Activists Blockade Todd Energy House During Energy Forum
The Energy Resources Taranaki Forum was supposed to hold their annual conference in New Plymouth today but due to climate activists coming from across the country to stop them, they decided to cancel and meet online. The climate protectors wasted no time in finding a second target this morning, blockading the central New Plymouth building of oil and gas company Todd Energy.

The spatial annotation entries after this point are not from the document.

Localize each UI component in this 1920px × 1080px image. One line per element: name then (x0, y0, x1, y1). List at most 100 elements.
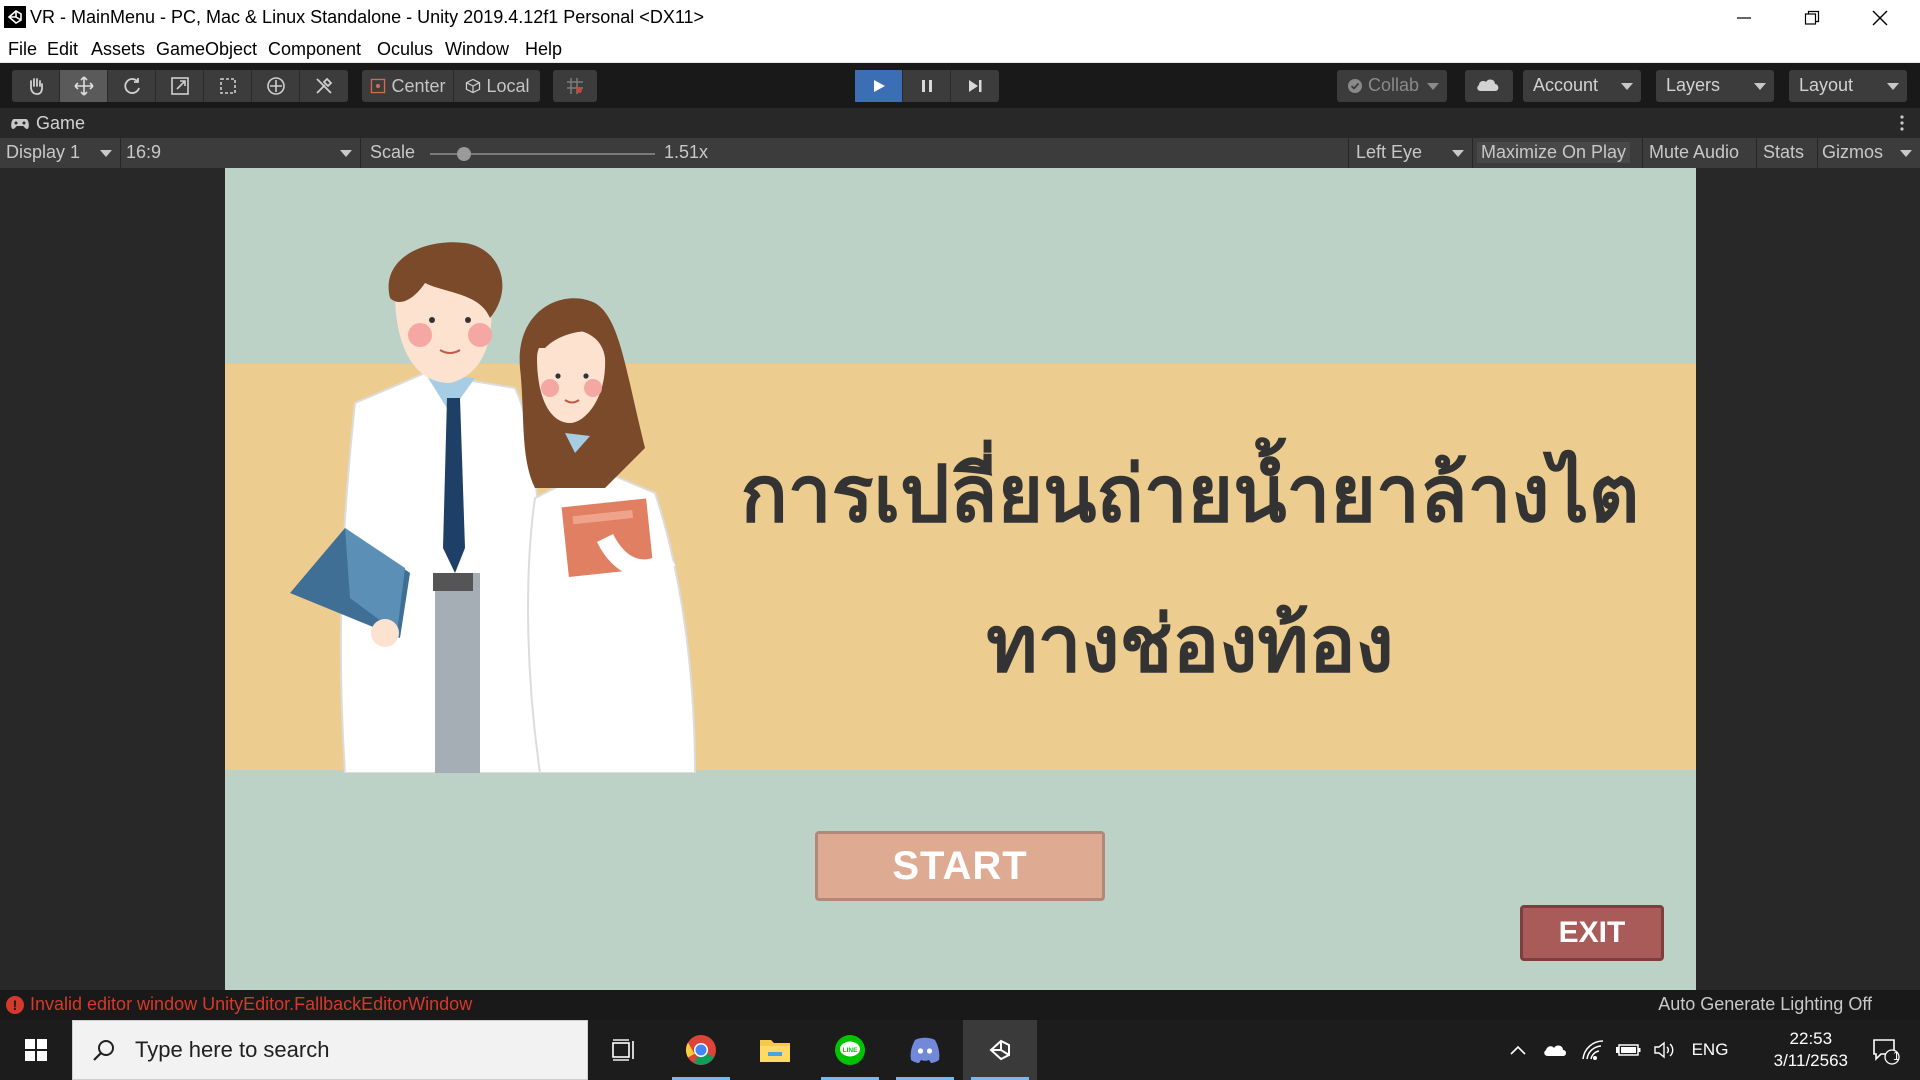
taskbar-search[interactable]: Type here to search (72, 1020, 588, 1080)
menu-component[interactable]: Component (268, 39, 361, 60)
clock-date: 3/11/2563 (1773, 1051, 1848, 1070)
pause-button[interactable] (903, 70, 951, 102)
svg-text:LINE: LINE (843, 1047, 858, 1054)
battery-icon (1616, 1044, 1641, 1056)
grid-snap-button[interactable] (553, 70, 597, 102)
layers-label: Layers (1666, 75, 1721, 95)
language-indicator[interactable]: ENG (1686, 1020, 1734, 1080)
menu-bar: File Edit Assets GameObject Component Oc… (0, 35, 1920, 63)
grid-snap-toggle[interactable] (553, 70, 597, 102)
space-label: Local (486, 75, 530, 96)
error-icon: ! (6, 995, 24, 1014)
menu-help[interactable]: Help (525, 39, 562, 60)
task-view-button[interactable] (587, 1020, 661, 1080)
maximize-on-play-toggle[interactable]: Maximize On Play (1477, 142, 1631, 163)
tray-overflow-button[interactable] (1502, 1020, 1534, 1080)
close-button[interactable] (1846, 0, 1914, 35)
layout-dropdown[interactable]: Layout (1789, 70, 1907, 102)
pivot-center-button[interactable]: Center (362, 70, 454, 102)
minimize-icon (1737, 16, 1751, 19)
check-circle-icon (1348, 78, 1362, 93)
start-menu-button[interactable] (0, 1020, 72, 1080)
divider (360, 138, 361, 168)
account-dropdown[interactable]: Account (1523, 70, 1641, 102)
menu-oculus[interactable]: Oculus (377, 39, 433, 60)
divider (1472, 138, 1473, 168)
battery-tray[interactable] (1612, 1020, 1646, 1080)
cloud-icon (1477, 79, 1499, 91)
line-app-icon: LINE (835, 1035, 865, 1065)
custom-tool-button[interactable] (300, 70, 348, 102)
kebab-menu-icon[interactable] (1900, 115, 1904, 135)
stats-toggle[interactable]: Stats (1763, 142, 1804, 163)
taskbar-line[interactable]: LINE (813, 1020, 887, 1080)
taskbar-unity[interactable] (963, 1020, 1037, 1080)
hand-icon (29, 78, 43, 95)
error-message: Invalid editor window UnityEditor.Fallba… (30, 994, 473, 1014)
taskbar-clock[interactable]: 22:53 3/11/2563 (1774, 1028, 1848, 1072)
exit-button[interactable]: EXIT (1520, 905, 1664, 961)
mute-audio-toggle[interactable]: Mute Audio (1649, 142, 1739, 163)
taskbar-file-explorer[interactable] (738, 1020, 812, 1080)
taskbar-discord[interactable] (888, 1020, 962, 1080)
cloud-button[interactable] (1465, 70, 1513, 102)
search-placeholder: Type here to search (135, 1037, 330, 1062)
restore-icon (1804, 10, 1820, 25)
pivot-label: Center (391, 75, 446, 96)
start-button[interactable]: START (815, 831, 1105, 901)
title-bar: VR - MainMenu - PC, Mac & Linux Standalo… (0, 0, 1920, 35)
unity-logo-icon (4, 6, 26, 28)
volume-tray[interactable] (1648, 1020, 1682, 1080)
wifi-icon (1582, 1040, 1604, 1060)
chevron-down-icon (1427, 83, 1439, 90)
scale-slider-handle[interactable] (456, 147, 471, 161)
tab-game[interactable]: Game (10, 113, 85, 134)
transform-tool-button[interactable] (252, 70, 300, 102)
menu-window[interactable]: Window (445, 39, 509, 60)
scale-tool-button[interactable] (156, 70, 204, 102)
discord-icon (910, 1037, 940, 1063)
action-center-button[interactable]: 1 (1850, 1020, 1920, 1080)
tab-game-label: Game (36, 113, 86, 133)
windows-logo-icon (25, 1039, 47, 1061)
minimize-button[interactable] (1710, 0, 1778, 35)
unity-app-icon (989, 1039, 1010, 1061)
layers-dropdown[interactable]: Layers (1656, 70, 1774, 102)
aspect-dropdown[interactable]: 16:9 (126, 142, 161, 163)
menu-gameobject[interactable]: GameObject (156, 39, 257, 60)
scale-icon (170, 77, 189, 95)
collab-dropdown[interactable]: Collab (1337, 70, 1447, 102)
step-button[interactable] (951, 70, 999, 102)
pivot-local-button[interactable]: Local (454, 70, 540, 102)
chevron-down-icon (100, 150, 112, 157)
hand-tool-button[interactable] (12, 70, 60, 102)
restore-button[interactable] (1778, 0, 1846, 35)
cloud-icon (1544, 1045, 1566, 1056)
layout-label: Layout (1799, 75, 1854, 95)
menu-edit[interactable]: Edit (47, 39, 78, 60)
search-icon (93, 1040, 114, 1061)
menu-file[interactable]: File (8, 39, 37, 60)
notification-count: 1 (1893, 1049, 1900, 1063)
play-button[interactable] (855, 70, 903, 102)
eye-dropdown[interactable]: Left Eye (1356, 142, 1422, 163)
main-toolbar: Center Local Collab Account Layers Layou… (0, 63, 1920, 108)
taskbar-chrome[interactable] (664, 1020, 738, 1080)
rotate-tool-button[interactable] (108, 70, 156, 102)
chevron-down-icon (340, 150, 352, 157)
grid-icon (567, 78, 583, 94)
move-tool-button[interactable] (60, 70, 108, 102)
rect-tool-button[interactable] (204, 70, 252, 102)
gizmos-toggle[interactable]: Gizmos (1822, 142, 1883, 163)
onedrive-tray[interactable] (1538, 1020, 1572, 1080)
heading-line-1: การเปลี่ยนถ่ายน้ำยาล้างไต (740, 450, 1640, 540)
chevron-down-icon (1900, 150, 1912, 157)
lighting-status[interactable]: Auto Generate Lighting Off (1658, 994, 1872, 1015)
chevron-up-icon (1510, 1045, 1526, 1055)
console-error[interactable]: ! Invalid editor window UnityEditor.Fall… (6, 994, 472, 1015)
network-tray[interactable] (1576, 1020, 1610, 1080)
scale-label: Scale (370, 142, 416, 162)
tools-icon (316, 77, 333, 94)
display-dropdown[interactable]: Display 1 (6, 142, 80, 163)
menu-assets[interactable]: Assets (91, 39, 145, 60)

“We’re here to disrupt the oil and gas industry from their business as usual, to send them a message that they have no social licence to continue harming our communities and our planet. Despite Minister Jones claiming we don’t want to dialogue, we asked to speak at the energy forum but they refused us entry. So we said we’d protest and they called us a “threat” and now they hide their secret invite-only conference online. We are not violent. We are peacefully blocking the doors to their building for the people of Tuvalu and all other front line communities struggling with companies and politicians who don’t appear to give a damn about them. We’re just here to speak truth to this industry’s violence,” said spokesperson Rob Ritchie from Climate Justice Taranaki.
“The new government may think they can renege on the oil and gas ban and international agreements and ignore protesters but they are fossil fools if they think they can also keep flogging this dying industry. Gas reservoirs are near empty in this country. No matter how much money and years they waste drilling again and again, it’s pointless, it’s just a bad investment. Drilling companies like Statoil, BP, Shell, Anadarko, Chevron, TAG and Petrobras all left with OMV leaving too now. Todd Energy is one of the last big companies still stubbornly refusing to face reality.”
“Aotearoa is falling behind the global race to decarbonise,” said Michelle Ducat from Rise Up For Climate Justice. “We have to prepare to live without fossil fuels from here or any other country. The world is transitioning away from harmful extractive, export economies towards local, regenerative economies living again within ecological and social boundaries. Smart companies and decision-makers should join the transition and not drive our economy backwards into social bankruptcy and ecological disaster. We need efficient, renewable power for hospitals, schools and homes that will last more than a politician’s fundraising campaign for non-existent gas reserves.”